The catch: In my old implementations, I would be using C++ STL vectors to grow my data structures holding points, edges, and polygons respectively as needed. However, Objective-C does not offer such functionality. My options seem to be either to cook something up using NSArray and NSMutableArray, or to use Objective-C++ and its STL. As I see it, NSArray is possibly too expensive to be of use to me. On the other hand, I’m having a tough time converting my applications to Objective-C++ without a complete rewrite. I’ve spent some time looking for alternatives but results have been disappointing so far. Furthermore, there do not seem to be any tutorials available for using OpenGL-friendly and Cocoa-friendly dynamic data structures - all Cocoa OpenGL tutorials I’ve come upon have the coordinates for the polygons hard-coded, and examples that use dynamic data structures for OpenGL are C++-focused.

What I am looking for: As things are, I am looking for dynamic data structures in which I can store polygon information. Ideally I’d like to be able to access them like n-dimensional arrays in C/C++, but I’m open to alternate methods (I have marginal experience in Squeak/Smalltalk and decent experience in Ruby, if that helps). The most important part is being able to create and populate the data structures on the fly, as there is no easy way to determine beforehand how many elements I will be needing.

What I am NOT looking for: I am not looking for third-party libraries to do the subdivision for me, nor do I really want any hints as to how I should organize my data structures (I see the latter as being part of my project requirements, and having someone else do it for me would be cheating in my mind).

Thank you for your time….

PS: I’ll keep trying to convert my Objective-C applications to Objective-C++. If using the latter turns out to be the best solution, then I’d like to apologize for any inconveniences caused by the above questions.

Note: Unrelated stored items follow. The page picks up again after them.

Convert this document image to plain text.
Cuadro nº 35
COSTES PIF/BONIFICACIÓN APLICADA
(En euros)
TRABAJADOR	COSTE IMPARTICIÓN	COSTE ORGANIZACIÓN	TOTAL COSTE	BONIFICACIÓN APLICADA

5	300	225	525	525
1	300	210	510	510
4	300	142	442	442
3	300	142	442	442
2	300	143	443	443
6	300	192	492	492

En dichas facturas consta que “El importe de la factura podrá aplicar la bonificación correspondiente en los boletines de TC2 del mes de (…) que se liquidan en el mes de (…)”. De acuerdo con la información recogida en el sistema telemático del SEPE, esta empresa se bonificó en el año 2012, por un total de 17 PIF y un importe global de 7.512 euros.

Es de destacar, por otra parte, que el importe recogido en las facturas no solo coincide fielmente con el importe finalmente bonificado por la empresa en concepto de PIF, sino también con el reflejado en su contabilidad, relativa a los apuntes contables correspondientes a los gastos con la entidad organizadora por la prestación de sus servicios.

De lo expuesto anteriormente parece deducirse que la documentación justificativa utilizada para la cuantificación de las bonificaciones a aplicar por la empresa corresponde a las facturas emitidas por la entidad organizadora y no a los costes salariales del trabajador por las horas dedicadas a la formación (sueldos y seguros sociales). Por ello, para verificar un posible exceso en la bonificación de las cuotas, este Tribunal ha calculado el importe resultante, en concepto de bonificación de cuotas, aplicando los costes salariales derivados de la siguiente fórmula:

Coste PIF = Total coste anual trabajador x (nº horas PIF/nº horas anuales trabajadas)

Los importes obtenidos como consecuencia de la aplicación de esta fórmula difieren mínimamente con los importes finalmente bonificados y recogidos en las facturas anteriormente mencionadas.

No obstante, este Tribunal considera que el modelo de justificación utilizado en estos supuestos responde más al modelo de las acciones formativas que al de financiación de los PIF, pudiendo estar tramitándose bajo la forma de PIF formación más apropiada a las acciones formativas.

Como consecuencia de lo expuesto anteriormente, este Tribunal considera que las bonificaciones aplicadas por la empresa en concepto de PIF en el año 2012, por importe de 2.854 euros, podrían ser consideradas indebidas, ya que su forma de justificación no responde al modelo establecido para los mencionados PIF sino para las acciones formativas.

Just a general tip: the data format of your model information is part of your “model” in MVC terminology; it should, ideally, be completely independent of any code that actually renders it using OpenGL (the “view.”) In other words, the data format is irrelevant to the problem you’re facing (if you’re coding using the common ObjC paradigms.)


Actually, after I wrote the above questions and went to bed the gears started kicking in… I think I’m going to implement classes for the containers I need, and see if the application still has reasonably decent performance. Things do appear to be more straightforward when I think of the vertices and faces of the polyhedra not as data points, but as objects.


You might find ObjCAndOpenGLForAGameEngine interesting.


I have written a lot of OpenGL code that is integrated into Cocoa applications. I usually use NSMutableData to store vertex buffers and other OpenGL friendly data structures.